SQL extension functions

Following a suggestion from René Jansen, I have changed the xsl:insert code so it now prepares the SQL statement only the first time it is executed, and reuses the prepared statement thereafter. Also, it can now handle columns that are not strings.

xsl:attribute and friends

The three instructions xsl:attribute, xsl:comment, and xsl:processing-instruction have been speeded up. Where the content of the instruction is a single text node, or an xsl:value-of instruction, Saxon now avoids the overead of setting up a new output destination; instead of processing the content as a general template body, it evaluates it directly as an expression. Where this is not the case, a streamlined output method is used that avoids many of the overheads previously incurred.

Variables and parameters

Global variables and parameters are no longer evaluated if there is another variable or parameter with the same name and higher import precedence.

An xsl:variable element containing a single text node is now treated specially, bringing the performance close to that of a String variable.

Changes in version 6.3 (2001-05-03)

JAXP 1.1

Saxon now implements the javax.xml.parsers package in JAXP 1.1 as well as the javax.xml.transform package.

If you have the system property javax.xml.parsers.SAXParserFactory set to the value com.icl.saxon.aelfred.SAXParserFactoryImpl, then any call on JAXP 1.1 interfaces to get an XMLReader will select AElfred. Moreover, Saxon itself uses the JAXP 1.1 interfaces to get an XMLReader if none has been explicitly requested, so you can now determine the parser to be used by setting this system property. The default for this property, defined by a services file in saxon.jar, selects the AElfred parser.

Similarly, if you have the system property javax.xml.parsers.DocumentBuilderFactory set to the value com.icl.saxon.om.DocumentBuilderFactoryImpl, then any call on JAXP 1.1 interfaces to get a DOM Document builder will select the Saxon tinytree implementation. However, Saxon does not call JAXP interfaces to get a Document builder: it will always choose its own. Note that Saxon's DOM implementation is an immutable DOM: you can construct the DOM by parsing a source document, but you cannot build it or modify it through the DOM API methods.

Saxon's Builder and Stripper classes have been moved to the package com.icl.saxon.om.

When a Saxon document is supplied as input to the transform() method (using a DOMSource object), in previous releases the tree was rebuilt. At this release the tree is used as is, provided that either (a) the stylesheet does not require whitespace nodes to be stripped, or (b) whitespace stripping has been disabled by calling the new Controller.disableWhitespaceStripping() method. In the cases where the tree does need to be rebuilt, a "fast path" routine has been introduced to do this: previously the same code was used as for a third-party DOM, which incurred unnecessary costs because there are so many different ways namespaces can be represented in a DOM.

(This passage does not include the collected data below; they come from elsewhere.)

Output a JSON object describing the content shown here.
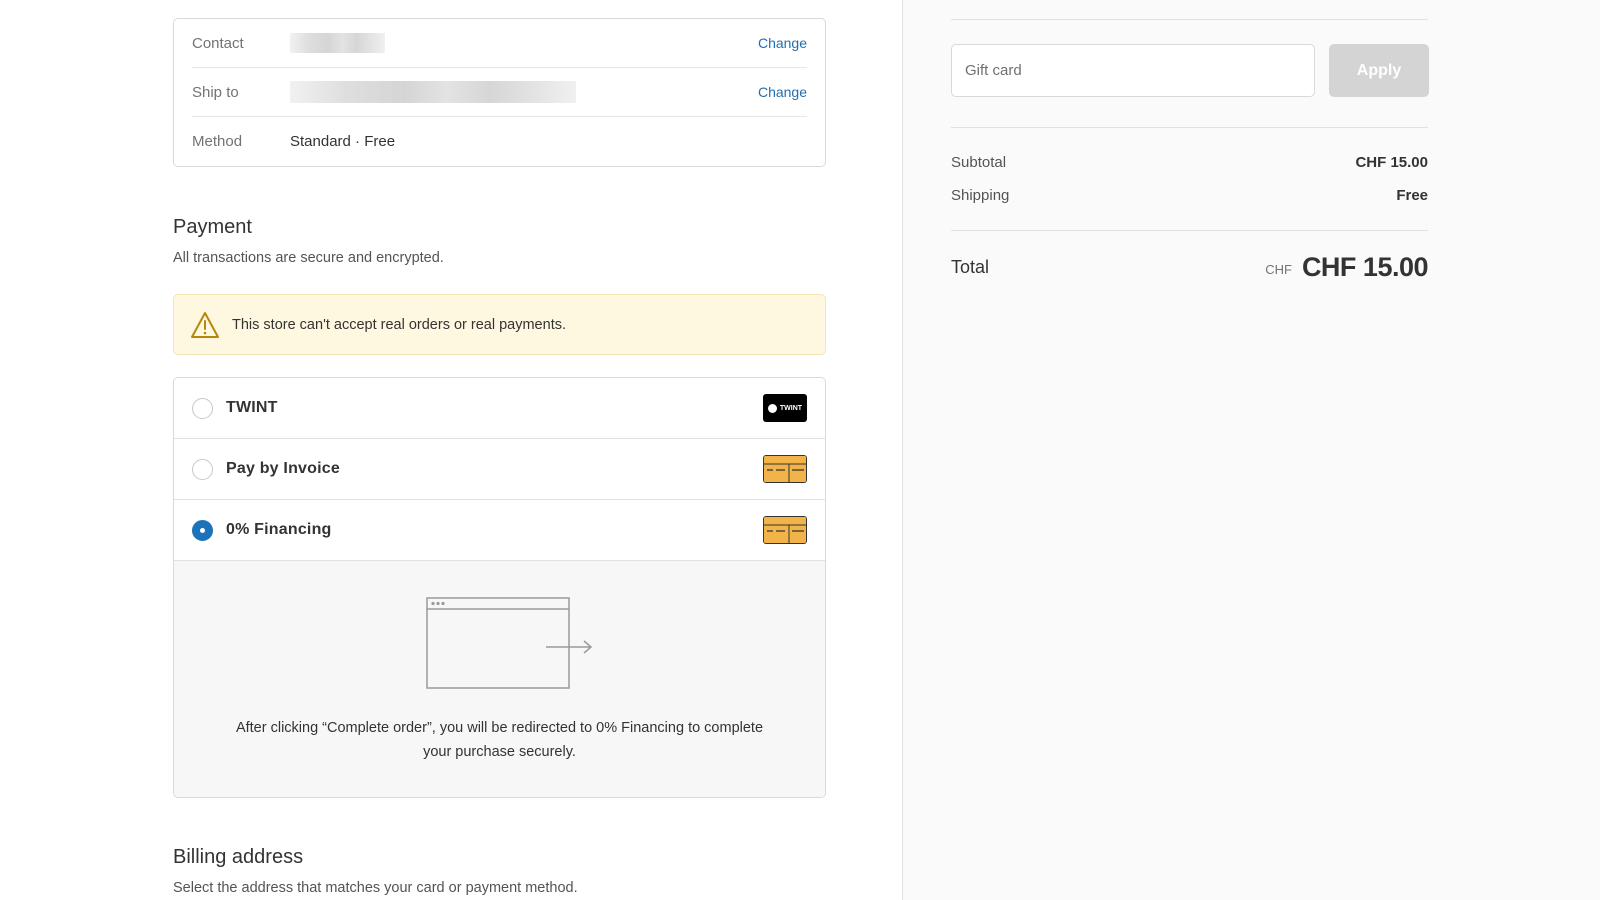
{
  "review": {
    "contact_label": "Contact",
    "ship_to_label": "Ship to",
    "method_label": "Method",
    "method_value": "Standard · Free",
    "change_label": "Change"
  },
  "payment": {
    "title": "Payment",
    "subtitle": "All transactions are secure and encrypted.",
    "warning": "This store can't accept real orders or real payments.",
    "methods": [
      {
        "label": "TWINT",
        "selected": false,
        "logo": "TWINT"
      },
      {
        "label": "Pay by Invoice",
        "selected": false,
        "logo": "generic-card-icon"
      },
      {
        "label": "0% Financing",
        "selected": true,
        "logo": "generic-card-icon"
      }
    ],
    "redirect_text": "After clicking “Complete order”, you will be redirected to 0% Financing to complete your purchase securely."
  },
  "billing": {
    "title": "Billing address",
    "subtitle": "Select the address that matches your card or payment method."
  },
  "sidebar": {
    "gift_placeholder": "Gift card",
    "apply_label": "Apply",
    "subtotal_label": "Subtotal",
    "subtotal_value": "CHF 15.00",
    "shipping_label": "Shipping",
    "shipping_value": "Free",
    "total_label": "Total",
    "total_currency": "CHF",
    "total_value": "CHF 15.00"
  },
  "colors": {
    "link": "#1f6fb2",
    "radio_selected": "#1d73b9",
    "warning_bg": "#fff8e1",
    "warning_icon": "#b7860b",
    "card_icon": "#f2b449"
  }
}
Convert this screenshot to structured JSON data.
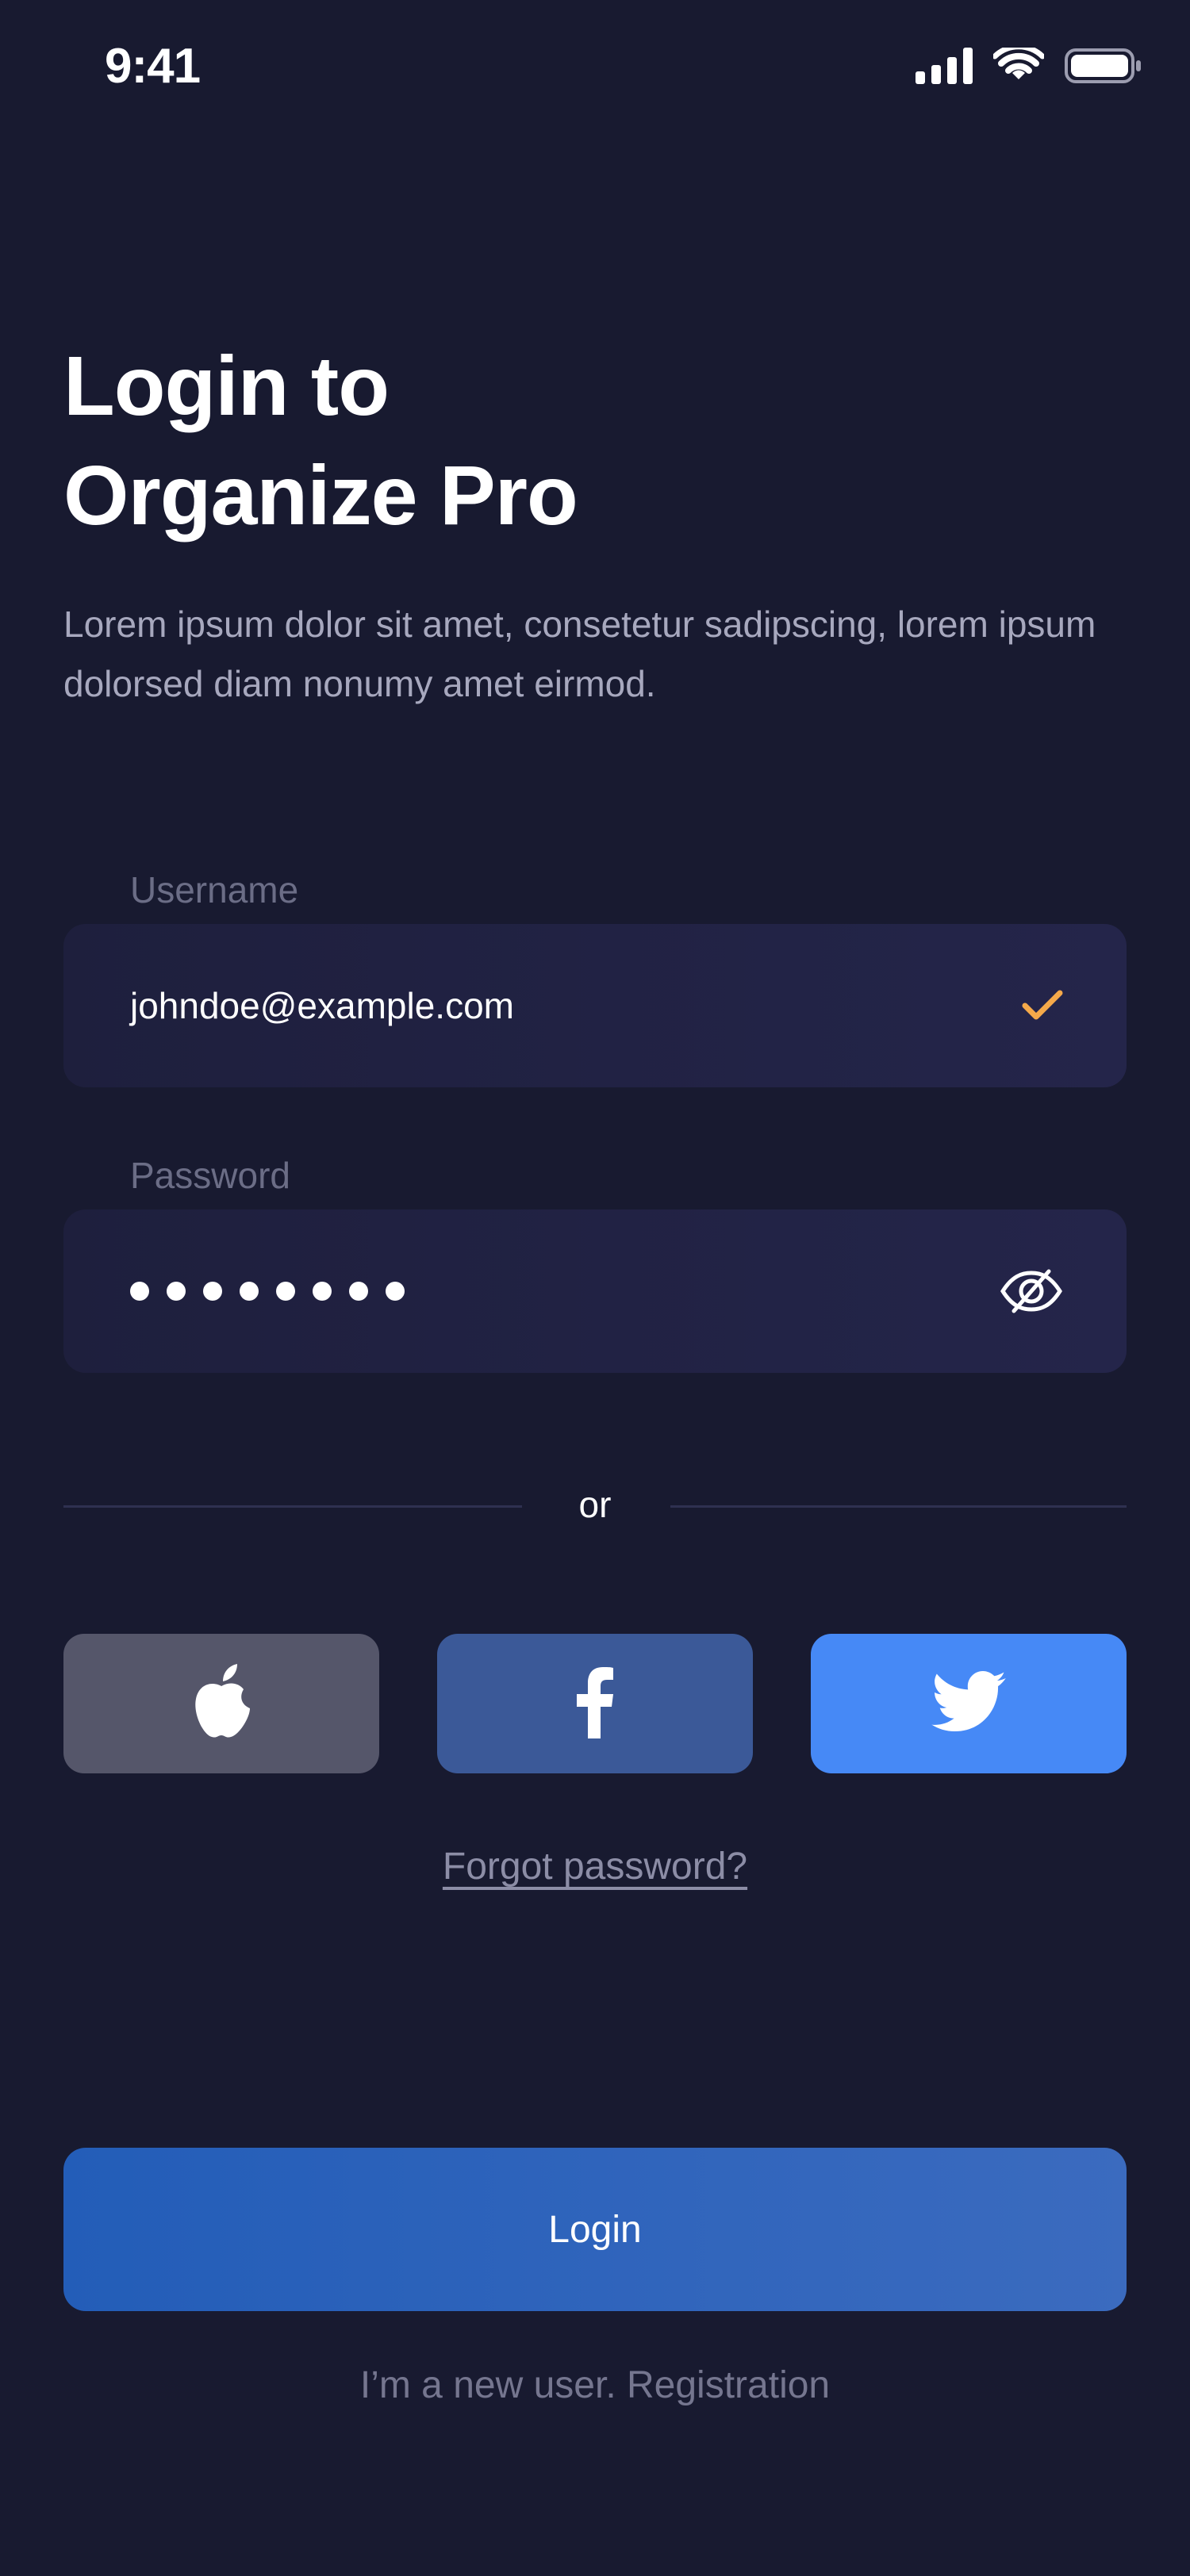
{
  "status_bar": {
    "time": "9:41"
  },
  "header": {
    "title_line1": "Login to",
    "title_line2": "Organize Pro",
    "subtitle": "Lorem ipsum dolor sit amet, consetetur sadipscing, lorem ipsum dolorsed diam nonumy amet eirmod."
  },
  "form": {
    "username": {
      "label": "Username",
      "value": "johndoe@example.com",
      "status_icon": "check-icon"
    },
    "password": {
      "label": "Password",
      "masked_length": 8,
      "toggle_icon": "eye-off-icon"
    }
  },
  "divider": {
    "text": "or"
  },
  "social": [
    {
      "name": "apple",
      "icon": "apple-icon",
      "color": "#55566a"
    },
    {
      "name": "facebook",
      "icon": "facebook-icon",
      "color": "#3b5998"
    },
    {
      "name": "twitter",
      "icon": "twitter-icon",
      "color": "#4689f6"
    }
  ],
  "links": {
    "forgot_password": "Forgot password?",
    "register": "I’m a new user. Registration"
  },
  "actions": {
    "login_label": "Login"
  },
  "colors": {
    "background": "#181a30",
    "accent_check": "#f5a94a",
    "login_button": "#2a5fb8"
  }
}
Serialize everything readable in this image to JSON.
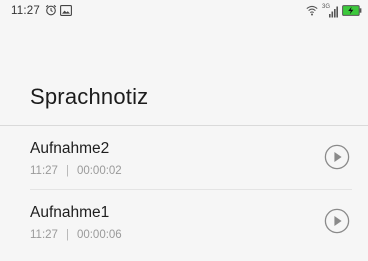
{
  "status_bar": {
    "time": "11:27",
    "left_icons": [
      "alarm-icon",
      "image-notification-icon"
    ],
    "right_icons": [
      "wifi-icon",
      "signal-icon",
      "battery-charging-icon"
    ],
    "network_label": "3G",
    "battery_color": "#3cc93c"
  },
  "page": {
    "title": "Sprachnotiz"
  },
  "recordings": [
    {
      "name": "Aufnahme2",
      "time": "11:27",
      "separator": "|",
      "duration": "00:00:02"
    },
    {
      "name": "Aufnahme1",
      "time": "11:27",
      "separator": "|",
      "duration": "00:00:06"
    }
  ],
  "colors": {
    "background": "#f6f6f6",
    "title": "#1c1c1c",
    "meta": "#9a9a9a",
    "play_icon": "#8a8a8a"
  }
}
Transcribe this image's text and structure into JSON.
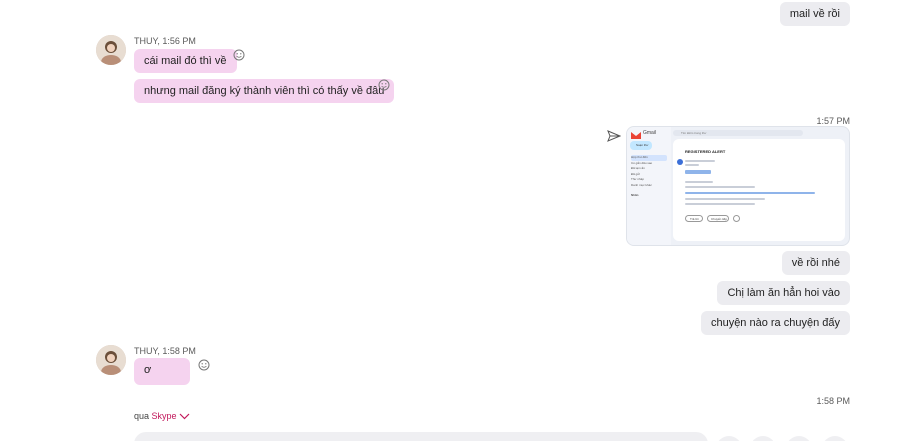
{
  "messages": {
    "out_top": "mail về rồi",
    "thuy_1": {
      "sender": "THUY, 1:56 PM",
      "m1": "cái mail đó thì về",
      "m2": "nhưng mail đăng ký thành viên thì có thấy về đâu"
    },
    "time_157": "1:57 PM",
    "out_157": [
      "về rồi nhé",
      "Chị làm ăn hẳn hoi vào",
      "chuyện nào ra chuyện đấy"
    ],
    "thuy_2": {
      "sender": "THUY, 1:58 PM",
      "m1": "ơ"
    },
    "time_158": "1:58 PM"
  },
  "screenshot": {
    "app_label": "Gmail",
    "search_placeholder": "Tìm kiếm trong thư",
    "compose_label": "Soạn thư",
    "subject": "REGISTERED ALERT",
    "labels": [
      "Hộp thư đến",
      "Có gắn dấu sao",
      "Đã tạm ẩn",
      "Đã gửi",
      "Thư nháp",
      "Danh mục khác"
    ],
    "section_label": "Nhãn",
    "reply_label": "Trả lời",
    "forward_label": "Chuyển tiếp"
  },
  "footer": {
    "via_prefix": "qua ",
    "via_service": "Skype"
  },
  "colors": {
    "incoming_bubble": "#f5d3ef",
    "outgoing_bubble": "#ececf0",
    "accent": "#c2185b"
  }
}
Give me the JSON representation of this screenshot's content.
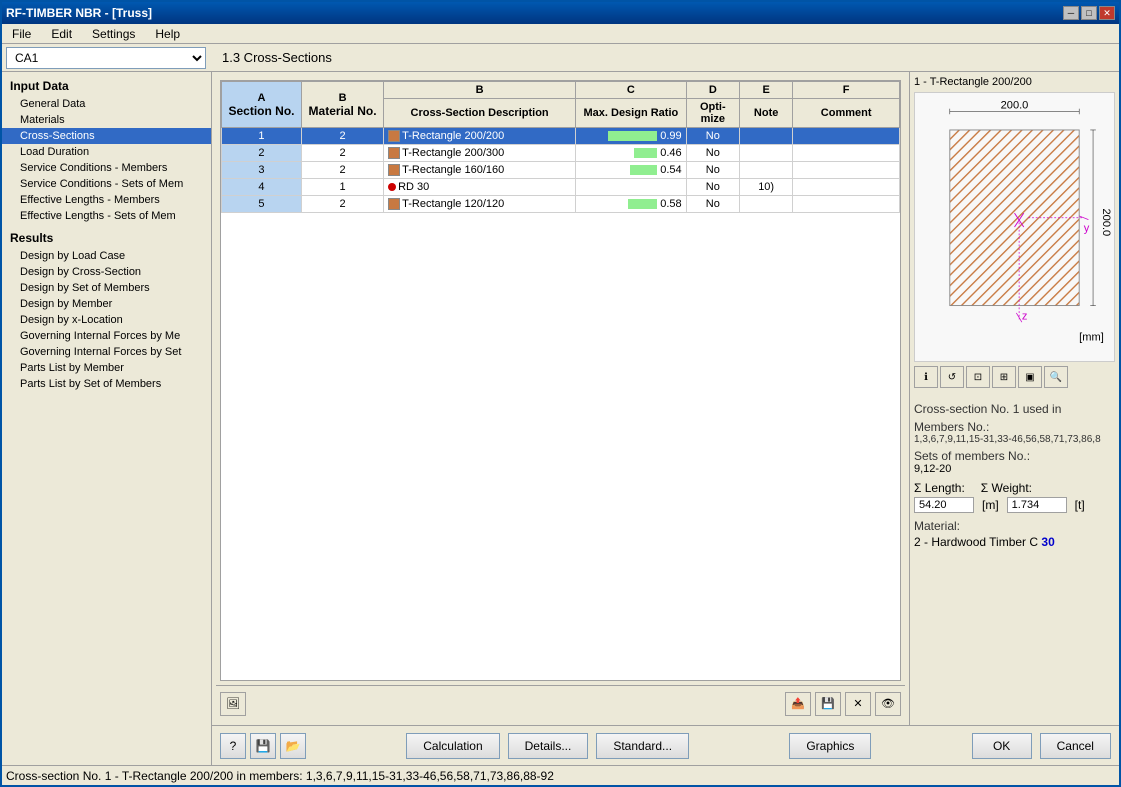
{
  "window": {
    "title": "RF-TIMBER NBR - [Truss]",
    "close_btn": "✕",
    "min_btn": "─",
    "max_btn": "□"
  },
  "menu": {
    "items": [
      "File",
      "Edit",
      "Settings",
      "Help"
    ]
  },
  "toolbar": {
    "ca_value": "CA1"
  },
  "section_title": "1.3 Cross-Sections",
  "sidebar": {
    "input_label": "Input Data",
    "items": [
      {
        "label": "General Data",
        "id": "general-data"
      },
      {
        "label": "Materials",
        "id": "materials"
      },
      {
        "label": "Cross-Sections",
        "id": "cross-sections",
        "selected": true
      },
      {
        "label": "Load Duration",
        "id": "load-duration"
      },
      {
        "label": "Service Conditions - Members",
        "id": "service-conditions-members"
      },
      {
        "label": "Service Conditions - Sets of Mem",
        "id": "service-conditions-sets"
      },
      {
        "label": "Effective Lengths - Members",
        "id": "effective-lengths-members"
      },
      {
        "label": "Effective Lengths - Sets of Mem",
        "id": "effective-lengths-sets"
      }
    ],
    "results_label": "Results",
    "result_items": [
      {
        "label": "Design by Load Case",
        "id": "design-load-case"
      },
      {
        "label": "Design by Cross-Section",
        "id": "design-cross-section"
      },
      {
        "label": "Design by Set of Members",
        "id": "design-set-members"
      },
      {
        "label": "Design by Member",
        "id": "design-member"
      },
      {
        "label": "Design by x-Location",
        "id": "design-x-location"
      },
      {
        "label": "Governing Internal Forces by Me",
        "id": "gov-internal-forces-me"
      },
      {
        "label": "Governing Internal Forces by Set",
        "id": "gov-internal-forces-set"
      },
      {
        "label": "Parts List by Member",
        "id": "parts-list-member"
      },
      {
        "label": "Parts List by Set of Members",
        "id": "parts-list-set"
      }
    ]
  },
  "table": {
    "columns": [
      {
        "label": "A",
        "sub": "Section No.",
        "id": "section-no"
      },
      {
        "label": "B",
        "sub": "Material No.",
        "id": "material-no"
      },
      {
        "label": "B",
        "sub": "Cross-Section Description",
        "id": "cross-section-desc"
      },
      {
        "label": "C",
        "sub": "Max. Design Ratio",
        "id": "max-design-ratio"
      },
      {
        "label": "D",
        "sub": "Opti- mize",
        "id": "optimize"
      },
      {
        "label": "E",
        "sub": "Note",
        "id": "note"
      },
      {
        "label": "F",
        "sub": "Comment",
        "id": "comment"
      }
    ],
    "rows": [
      {
        "section_no": "1",
        "material_no": "2",
        "swatch": "brown",
        "description": "T-Rectangle 200/200",
        "ratio_val": 0.99,
        "ratio_pct": 99,
        "optimize": "No",
        "note": "",
        "comment": "",
        "selected": true
      },
      {
        "section_no": "2",
        "material_no": "2",
        "swatch": "brown",
        "description": "T-Rectangle 200/300",
        "ratio_val": 0.46,
        "ratio_pct": 46,
        "optimize": "No",
        "note": "",
        "comment": ""
      },
      {
        "section_no": "3",
        "material_no": "2",
        "swatch": "brown",
        "description": "T-Rectangle 160/160",
        "ratio_val": 0.54,
        "ratio_pct": 54,
        "optimize": "No",
        "note": "",
        "comment": ""
      },
      {
        "section_no": "4",
        "material_no": "1",
        "swatch": "red-dot",
        "description": "RD 30",
        "ratio_val": null,
        "ratio_pct": 0,
        "optimize": "No",
        "note": "10)",
        "comment": ""
      },
      {
        "section_no": "5",
        "material_no": "2",
        "swatch": "brown",
        "description": "T-Rectangle 120/120",
        "ratio_val": 0.58,
        "ratio_pct": 58,
        "optimize": "No",
        "note": "",
        "comment": ""
      }
    ]
  },
  "preview": {
    "title": "1 - T-Rectangle 200/200",
    "dim_width": "200.0",
    "dim_height": "200.0",
    "unit": "[mm]",
    "used_in_label": "Cross-section No. 1 used in",
    "members_label": "Members No.:",
    "members_value": "1,3,6,7,9,11,15-31,33-46,56,58,71,73,86,8",
    "sets_label": "Sets of members No.:",
    "sets_value": "9,12-20",
    "length_label": "Σ Length:",
    "length_unit": "[m]",
    "length_value": "54.20",
    "weight_label": "Σ Weight:",
    "weight_unit": "[t]",
    "weight_value": "1.734",
    "material_label": "Material:",
    "material_value": "2 - Hardwood Timber C ",
    "material_grade": "30"
  },
  "bottom_buttons": {
    "calculation": "Calculation",
    "details": "Details...",
    "standard": "Standard...",
    "graphics": "Graphics",
    "ok": "OK",
    "cancel": "Cancel"
  },
  "status_bar": {
    "text": "Cross-section No. 1 - T-Rectangle 200/200 in members: 1,3,6,7,9,11,15-31,33-46,56,58,71,73,86,88-92"
  }
}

When performing multiple transformations on a single source document, it is best to do the whitespace stripping once as a separate operation: this is made possible by a new method PreparedStyleSheet.stripWhitespace(), which uses the xsl:strip-space directives in a stylesheet to remove whitespace from a document (in fact, it returns a new document that is a copy of the original, with relevant whitespace nodes removed; if no whitespace stripping needs to be done, it returns the original document unchanged).

It is now possible to supply a Saxon document as the output of a transformation. (This didn't work at previous releases, though the restriction was undocumented.) The document must be empty, and the node supplied in the DOMResult object must be the document (ie. root) node.

It is now possible to start a transformation at a node other than the root node, if the input is supplied in the form of a DOM (in a DOMSource object). Global variables are still evaluated with the root node as context node, and the entire tree is available to the transformation, but the first template rule applied is not, as is usual, the match="/" rule, but the rule that matches the supplied node. The DOM supplied as input must not contain CDATA or entity reference nodes that are parents or preceding siblings of the start node.

Extension Functions

Saxon's support for Java extension functions has been brought into line with the working draft XSLT 1.1 specification.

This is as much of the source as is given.